Bei der erstmöglichen Wahl 2013 zog er wieder unter allgemeinem Schulterklopfen in die Knesset ein, bei der nächsten Wahl im Frühjahr 2015 führte er seine Schas-Partei aus der Opposition heraus in die Regierung. Ihre sieben Sitze sind Gold wert in der nur mit einer Stimme Mehrheit regierenden rechts-religiösen Koalition.

Bei der ersten Verteilung der Ministerposten konnte Premier Benjamin Netanjahu Deris offene Ambition aufs altvertraute Innenministerium gerade noch ausbremsen. Der Trostpreis war das Wirtschaftsministerium, doch hier hielt es ihn nicht lange. Nach wenigen Monaten räumte er den Posten, weil er nicht die Verantwortung übernehmen wollte für ein Abkommen zur Ausbeutung der Gasvorräte, vor dem der Kartellamtschef gewarnt hatte.

Die Opposition hat reichlich Stoff für Abscheu-Erklärungen

Im Kabinett blieb er fortan als Minister für die Peripherie auf Warteposten. Die neue Chance kam schnell, irgendeiner stolpert immer: Nachdem Innenminister Silvan Schalom wegen Vorwürfen der sexuellen Belästigung sein Amt hatte niederlegen müssen, berief das Kabinett nun Deri einstimmig zu dessen Nachfolger.

Der Opposition verschafft dieser ungewöhnliche Akt der Rehabilitierung reichlich Stoff für Abscheu-Erklärungen, und eine Bürgerrechtsgruppe wandte sich ans Oberste Gericht mit der Petition, diese Beförderung aus ethischen Gründen zu unterbinden. Schließlich habe Deri nie Reue gezeigt wegen der ihm zur Last gelegten Korruption. Die Chancen werden jedoch als gering eingeschätzt, weil der Generalstaatsanwalt vorige Woche Zustimmung signalisiert hat. Zwar könne die Ernennung eine "problematische Botschaft" aussenden und das Vertrauen der Öffentlichkeit in die Regierung schädigen, es gebe jedoch "keine rechtlichen Einschränkungen".

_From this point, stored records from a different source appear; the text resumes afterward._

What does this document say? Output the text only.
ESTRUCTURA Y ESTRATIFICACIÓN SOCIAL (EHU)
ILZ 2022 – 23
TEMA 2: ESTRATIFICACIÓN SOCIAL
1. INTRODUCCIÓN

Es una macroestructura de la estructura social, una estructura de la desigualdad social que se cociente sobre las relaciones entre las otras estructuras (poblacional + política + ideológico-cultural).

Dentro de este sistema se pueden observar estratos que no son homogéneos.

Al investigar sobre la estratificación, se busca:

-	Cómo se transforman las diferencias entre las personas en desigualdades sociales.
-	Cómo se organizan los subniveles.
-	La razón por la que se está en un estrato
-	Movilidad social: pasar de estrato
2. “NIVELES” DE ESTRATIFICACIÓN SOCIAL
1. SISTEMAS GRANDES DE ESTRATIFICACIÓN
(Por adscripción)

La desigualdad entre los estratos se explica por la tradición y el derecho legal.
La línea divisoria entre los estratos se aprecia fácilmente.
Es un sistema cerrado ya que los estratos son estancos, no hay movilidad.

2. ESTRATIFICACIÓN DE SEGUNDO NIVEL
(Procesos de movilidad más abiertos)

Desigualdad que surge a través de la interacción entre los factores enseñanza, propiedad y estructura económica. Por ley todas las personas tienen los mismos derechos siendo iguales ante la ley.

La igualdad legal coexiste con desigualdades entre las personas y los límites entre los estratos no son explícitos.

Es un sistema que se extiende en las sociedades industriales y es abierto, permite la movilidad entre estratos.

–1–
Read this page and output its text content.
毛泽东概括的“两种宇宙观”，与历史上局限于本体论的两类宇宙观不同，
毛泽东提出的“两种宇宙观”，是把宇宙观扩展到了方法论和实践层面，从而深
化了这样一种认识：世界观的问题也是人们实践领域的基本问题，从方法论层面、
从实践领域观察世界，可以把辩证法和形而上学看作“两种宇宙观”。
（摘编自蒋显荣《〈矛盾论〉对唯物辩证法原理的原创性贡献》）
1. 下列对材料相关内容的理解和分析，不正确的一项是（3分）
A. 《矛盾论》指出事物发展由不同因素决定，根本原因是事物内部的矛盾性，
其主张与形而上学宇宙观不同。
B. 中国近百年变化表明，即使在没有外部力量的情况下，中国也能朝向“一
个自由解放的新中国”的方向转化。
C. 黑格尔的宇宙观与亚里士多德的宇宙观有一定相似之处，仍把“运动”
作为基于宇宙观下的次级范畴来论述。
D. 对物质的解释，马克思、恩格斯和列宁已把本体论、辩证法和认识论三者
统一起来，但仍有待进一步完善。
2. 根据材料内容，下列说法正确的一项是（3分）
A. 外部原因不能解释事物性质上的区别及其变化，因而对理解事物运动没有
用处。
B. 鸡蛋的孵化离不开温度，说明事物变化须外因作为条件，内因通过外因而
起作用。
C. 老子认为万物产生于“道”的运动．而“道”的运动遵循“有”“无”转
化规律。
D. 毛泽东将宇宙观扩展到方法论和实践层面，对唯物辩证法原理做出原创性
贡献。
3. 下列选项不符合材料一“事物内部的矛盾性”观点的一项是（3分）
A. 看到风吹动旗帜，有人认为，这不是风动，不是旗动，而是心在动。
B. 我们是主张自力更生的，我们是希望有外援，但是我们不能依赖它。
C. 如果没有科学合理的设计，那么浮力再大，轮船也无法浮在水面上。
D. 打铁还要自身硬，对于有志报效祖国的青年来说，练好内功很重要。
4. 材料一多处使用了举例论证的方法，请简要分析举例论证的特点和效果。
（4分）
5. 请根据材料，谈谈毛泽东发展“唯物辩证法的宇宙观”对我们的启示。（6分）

Nun muss das Parlament noch zustimmen, doch auch das gilt eher als Formsache, weil eine Ablehnung wohl das Ende der Koalition bedeuten würde. Regierungschef Netanjahu gratulierte Deri bereits und legte ihm ein vordringliches Projekt ans Herz: illegale Einwanderer abhalten und abschieben. Es gibt viel zu tun für den neuen Innenminister.